The election-losing Hillary Clinton, oblivious that her infamous “deplorables” rant may have cost her the Electoral College, grew furious that red-state America had somehow denied her the presidency:
If you look at the map of the United States, there is all that red in the middle, places where Trump won. I win the coasts. I win Illinois, Minnesota, places like that. What that map doesn’t show you is that I won the places that represent two-thirds of America’s gross domestic product. I won the places that are optimistic, diverse, dynamic, moving forward.

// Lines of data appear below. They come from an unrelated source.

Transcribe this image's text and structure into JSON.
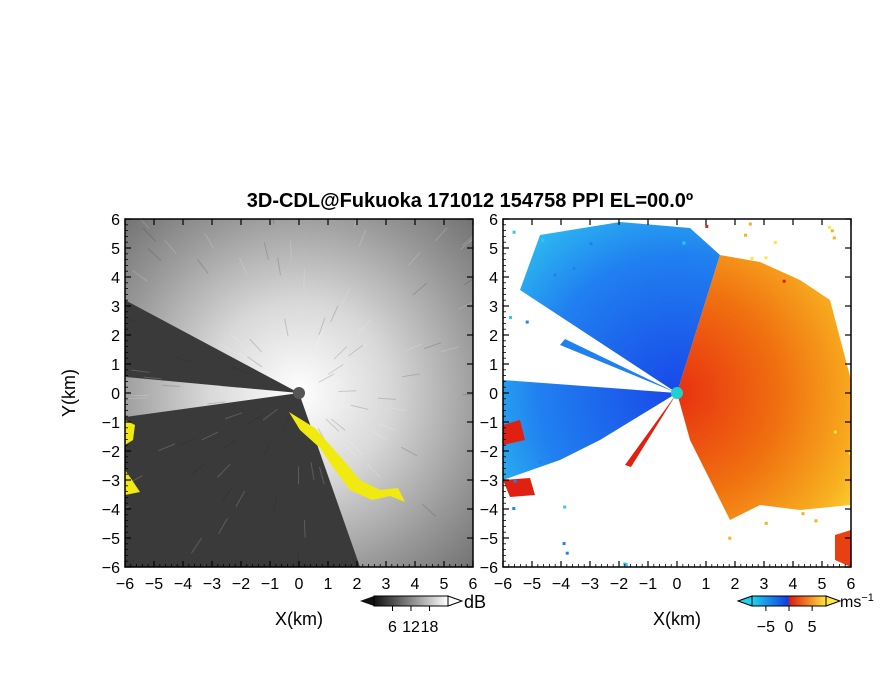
{
  "chart_data": {
    "title": "3D-CDL@Fukuoka 171012 154758 PPI EL=00.0º",
    "panels": [
      {
        "type": "heatmap",
        "quantity": "SNR",
        "xlabel": "X(km)",
        "ylabel": "Y(km)",
        "xlim": [
          -6,
          6
        ],
        "ylim": [
          -6,
          6
        ],
        "xticks": [
          "−6",
          "−5",
          "−4",
          "−3",
          "−2",
          "−1",
          "0",
          "1",
          "2",
          "3",
          "4",
          "5",
          "6"
        ],
        "yticks": [
          "6",
          "5",
          "4",
          "3",
          "2",
          "1",
          "0",
          "−1",
          "−2",
          "−3",
          "−4",
          "−5",
          "−6"
        ],
        "colorbar": {
          "unit": "dB",
          "ticks": [
            "6",
            "12",
            "18"
          ],
          "tick_values": [
            6,
            12,
            18
          ],
          "range": [
            0,
            24
          ],
          "colormap": "grayscale"
        }
      },
      {
        "type": "heatmap",
        "quantity": "Doppler velocity",
        "xlabel": "X(km)",
        "ylabel": "",
        "xlim": [
          -6,
          6
        ],
        "ylim": [
          -6,
          6
        ],
        "xticks": [
          "−6",
          "−5",
          "−4",
          "−3",
          "−2",
          "−1",
          "0",
          "1",
          "2",
          "3",
          "4",
          "5",
          "6"
        ],
        "yticks": [
          "6",
          "5",
          "4",
          "3",
          "2",
          "1",
          "0",
          "−1",
          "−2",
          "−3",
          "−4",
          "−5",
          "−6"
        ],
        "colorbar": {
          "unit": "ms",
          "unit_exponent": "−1",
          "ticks": [
            "−5",
            "0",
            "5"
          ],
          "tick_values": [
            -5,
            0,
            5
          ],
          "range": [
            -8,
            8
          ],
          "colormap": "blue-cyan / red-yellow diverging"
        }
      }
    ]
  },
  "colors": {
    "snr_max": "#ffffff",
    "snr_min": "#111111",
    "low_snr_flag": "#f0ea10",
    "vel_neg_far": "#1040e0",
    "vel_neg_near": "#20d0f0",
    "vel_pos_near": "#e02010",
    "vel_pos_far": "#ffe640"
  }
}
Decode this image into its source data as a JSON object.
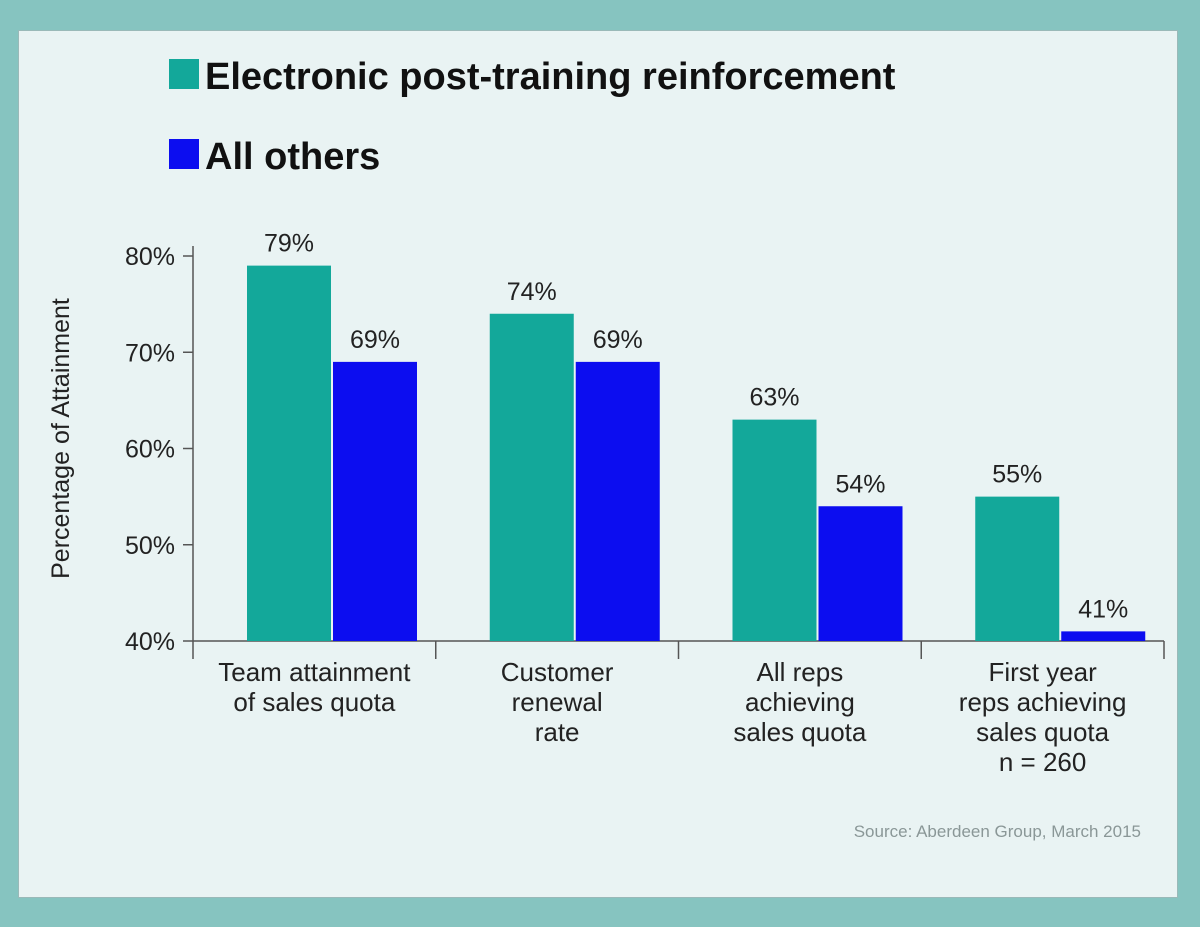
{
  "chart_data": {
    "type": "bar",
    "categories": [
      [
        "Team attainment",
        "of sales quota"
      ],
      [
        "Customer",
        "renewal",
        "rate"
      ],
      [
        "All reps",
        "achieving",
        "sales quota"
      ],
      [
        "First year",
        "reps achieving",
        "sales quota",
        "n = 260"
      ]
    ],
    "series": [
      {
        "name": "Electronic post-training reinforcement",
        "values": [
          79,
          74,
          63,
          55
        ],
        "labels": [
          "79%",
          "74%",
          "63%",
          "55%"
        ],
        "color": "#13a89a"
      },
      {
        "name": "All others",
        "values": [
          69,
          69,
          54,
          41
        ],
        "labels": [
          "69%",
          "69%",
          "54%",
          "41%"
        ],
        "color": "#0c0df0"
      }
    ],
    "ylabel": "Percentage of Attainment",
    "ylim": [
      40,
      80
    ],
    "yticks": [
      40,
      50,
      60,
      70,
      80
    ],
    "ytick_labels": [
      "40%",
      "50%",
      "60%",
      "70%",
      "80%"
    ],
    "legend_position": "top-left",
    "source": "Source: Aberdeen Group, March 2015",
    "grid": false
  },
  "colors": {
    "page_border": "#86c4c0",
    "panel": "#e9f3f3",
    "axis": "#555555"
  }
}
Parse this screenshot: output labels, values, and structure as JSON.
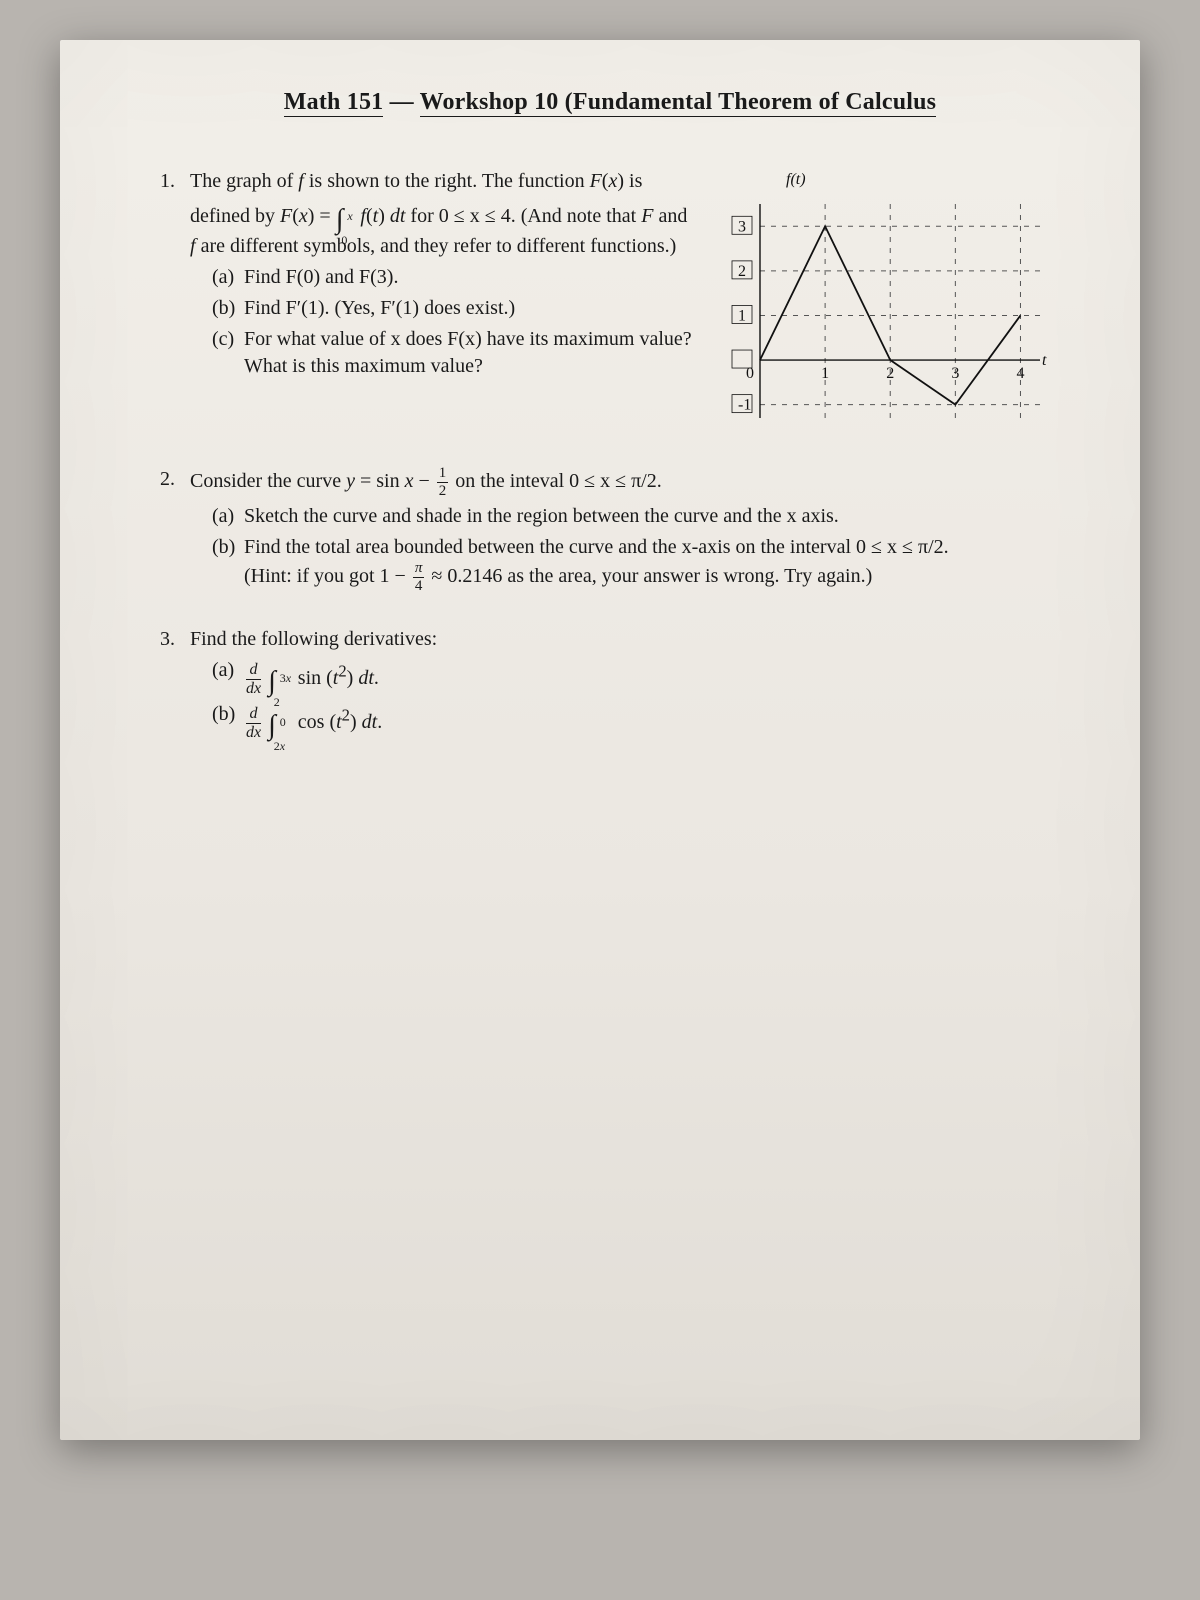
{
  "header": {
    "course": "Math 151",
    "sep": "—",
    "title": "Workshop 10 (Fundamental Theorem of Calculus"
  },
  "q1": {
    "intro_a": "The graph of ",
    "intro_b": " is shown to the right. The function ",
    "intro_c": " is defined by ",
    "intro_d": " for 0 ≤ x ≤ 4. (And note that ",
    "intro_e": " and ",
    "intro_f": " are different symbols, and they refer to different functions.)",
    "a": "Find F(0) and F(3).",
    "b": "Find F′(1). (Yes, F′(1) does exist.)",
    "c": "For what value of x does F(x) have its maximum value? What is this maximum value?"
  },
  "q2": {
    "intro_a": "Consider the curve ",
    "intro_b": " on the inteval 0 ≤ x ≤ π/2.",
    "a": "Sketch the curve and shade in the region between the curve and the x axis.",
    "b_a": "Find the total area bounded between the curve and the x-axis on the interval 0 ≤ x ≤ π/2.",
    "b_b": "(Hint: if you got 1 − ",
    "b_c": " ≈ 0.2146 as the area, your answer is wrong. Try again.)"
  },
  "q3": {
    "intro": "Find the following derivatives:"
  },
  "chart": {
    "type": "line",
    "xlim": [
      0,
      4.3
    ],
    "ylim": [
      -1.3,
      3.5
    ],
    "xticks": [
      0,
      1,
      2,
      3,
      4
    ],
    "yticks": [
      -1,
      0,
      1,
      2,
      3
    ],
    "y_axis_label": "f(t)",
    "x_axis_label": "t",
    "grid_dash": "5 6",
    "grid_color": "#555555",
    "axis_color": "#111111",
    "line_color": "#111111",
    "line_width": 1.8,
    "background": "transparent",
    "points": [
      [
        0,
        0
      ],
      [
        1,
        3
      ],
      [
        2,
        0
      ],
      [
        3,
        -1
      ],
      [
        3.5,
        0
      ],
      [
        4,
        1
      ]
    ]
  }
}
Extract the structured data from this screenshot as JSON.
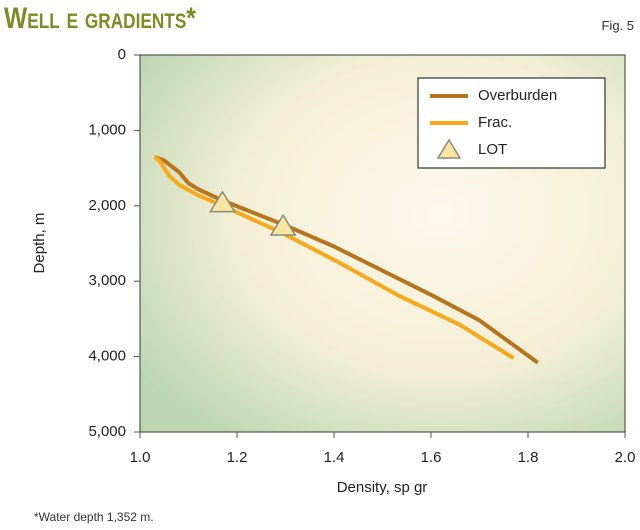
{
  "chart_data": {
    "type": "line",
    "title": "Well e gradients*",
    "figure_label": "Fig. 5",
    "x_label": "Density, sp gr",
    "y_label": "Depth, m",
    "footnote": "*Water depth 1,352 m.",
    "xlim": [
      1.0,
      2.0
    ],
    "ylim": [
      0,
      5000
    ],
    "y_inverted": true,
    "xticks": [
      {
        "value": 1,
        "label": "1.0"
      },
      1.2,
      1.4,
      1.6,
      1.8,
      {
        "value": 2,
        "label": "2.0"
      }
    ],
    "yticks": [
      0,
      {
        "value": 1000,
        "label": "1,000"
      },
      {
        "value": 2000,
        "label": "2,000"
      },
      {
        "value": 3000,
        "label": "3,000"
      },
      {
        "value": 4000,
        "label": "4,000"
      },
      {
        "value": 5000,
        "label": "5,000"
      }
    ],
    "legend": "top-right",
    "series": [
      {
        "name": "Overburden",
        "type": "line",
        "color": "#b8741a",
        "x": [
          1.03,
          1.05,
          1.08,
          1.1,
          1.12,
          1.17,
          1.3,
          1.4,
          1.5,
          1.6,
          1.7,
          1.76,
          1.82
        ],
        "values": [
          1352,
          1400,
          1550,
          1700,
          1780,
          1930,
          2260,
          2540,
          2860,
          3180,
          3520,
          3800,
          4080
        ]
      },
      {
        "name": "Frac.",
        "type": "line",
        "color": "#f7a81b",
        "x": [
          1.03,
          1.04,
          1.06,
          1.08,
          1.12,
          1.17,
          1.29,
          1.41,
          1.53,
          1.66,
          1.77
        ],
        "values": [
          1352,
          1400,
          1600,
          1720,
          1860,
          2000,
          2350,
          2750,
          3180,
          3580,
          4020
        ]
      },
      {
        "name": "LOT",
        "type": "scatter",
        "color": "#f8e6a2",
        "x": [
          1.17,
          1.295
        ],
        "values": [
          1960,
          2270
        ]
      }
    ]
  }
}
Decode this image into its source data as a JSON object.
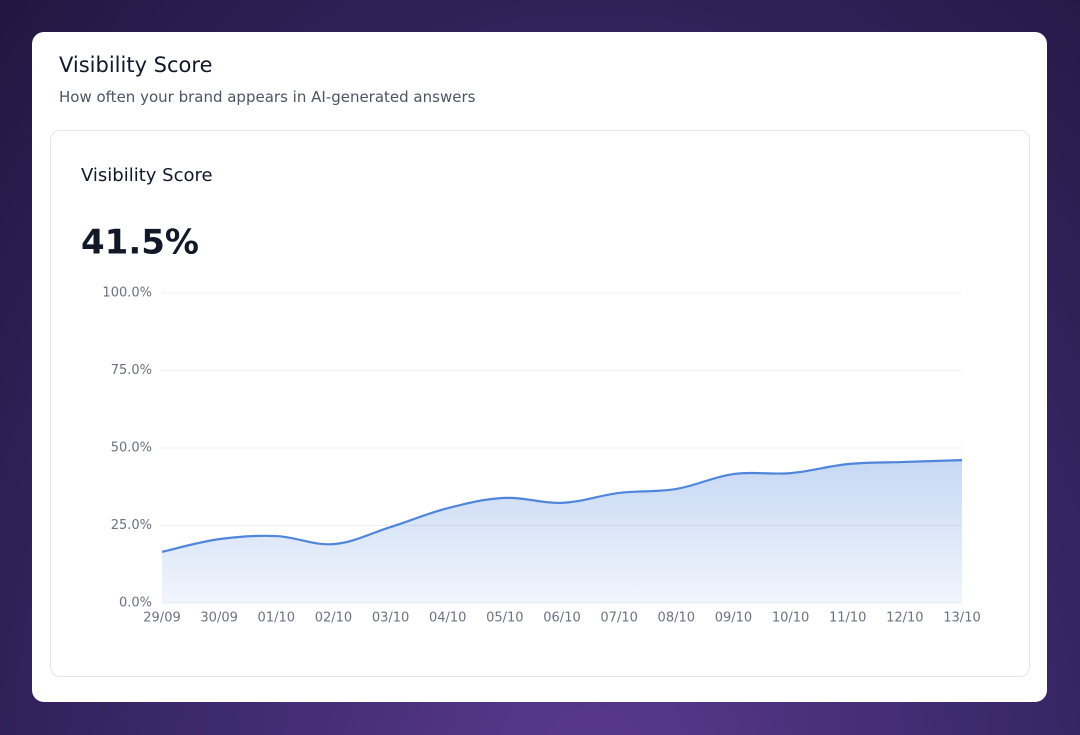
{
  "header": {
    "title": "Visibility Score",
    "subtitle": "How often your brand appears in AI-generated answers"
  },
  "chart_data": {
    "type": "area",
    "title": "Visibility Score",
    "headline": "41.5%",
    "categories": [
      "29/09",
      "30/09",
      "01/10",
      "02/10",
      "03/10",
      "04/10",
      "05/10",
      "06/10",
      "07/10",
      "08/10",
      "09/10",
      "10/10",
      "11/10",
      "12/10",
      "13/10"
    ],
    "series": [
      {
        "name": "Visibility Score",
        "color": "#4f86dc",
        "values": [
          16.5,
          20.6,
          21.6,
          19,
          24.5,
          30.6,
          33.9,
          32.3,
          35.5,
          36.8,
          41.6,
          41.9,
          44.8,
          45.5,
          46.1
        ]
      }
    ],
    "ylim": [
      0,
      100
    ],
    "yticks": [
      {
        "value": 0,
        "label": "0.0%"
      },
      {
        "value": 25,
        "label": "25.0%"
      },
      {
        "value": 50,
        "label": "50.0%"
      },
      {
        "value": 75,
        "label": "75.0%"
      },
      {
        "value": 100,
        "label": "100.0%"
      }
    ],
    "grid": true
  }
}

Despite the current Democratic Party control of the presidency, the House of Representatives, and the Senate, the Left’s complaints about the American system are many. And these whines have only grown louder after the 2000 and 2016 elections that saw victories by Republican presidential candidates who did not win the popular vote.
Ending the constitutionally mandated Electoral College became an obsession of the leftist activist class after George W. Bush’s 2000 election. But the clamor intensified once the hallowed “blue wall” of Democrat-controlled “swing states” crumbled in 2016.
The Left sees the 180-year-old Senate filibuster—widely used by Democrats during periods of Republican dominance—as an obstruction to progressive agendas when Democrats control Congress. Given the number of rural states such as Iowa, Ohio, and Wisconsin that are turning increasingly conservative and often deep red, the Democrats find unfair the idea that each state deserves two senators. Thus many want the Senate proportionally recalibrated to resemble the makeup of the House—although without reference to the fact that in recent years the House has often come under Republican control.
Even the blue states’ dominance of technology, media, and finance has been threatened by the terrible conditions their policies have wrought. Finance companies are abandoning New York for Florida, tech companies are leaving California for Texas, and movies are being made everywhere but in Hollywood because of absurd new restrictions on the private contractors that are ubiquitous in Hollywood.
One almost feels like the blue states are in danger of going the way of Shelley’s Ozymandias, who asked those passing by to look upon his works, of which nothing but ruins remained. Or, to put it another way in an ironic fashion, the obdurate blue-state North is reminiscent of the mulish Old South, while the red-state new South is beginning to resemble the dynamic old North.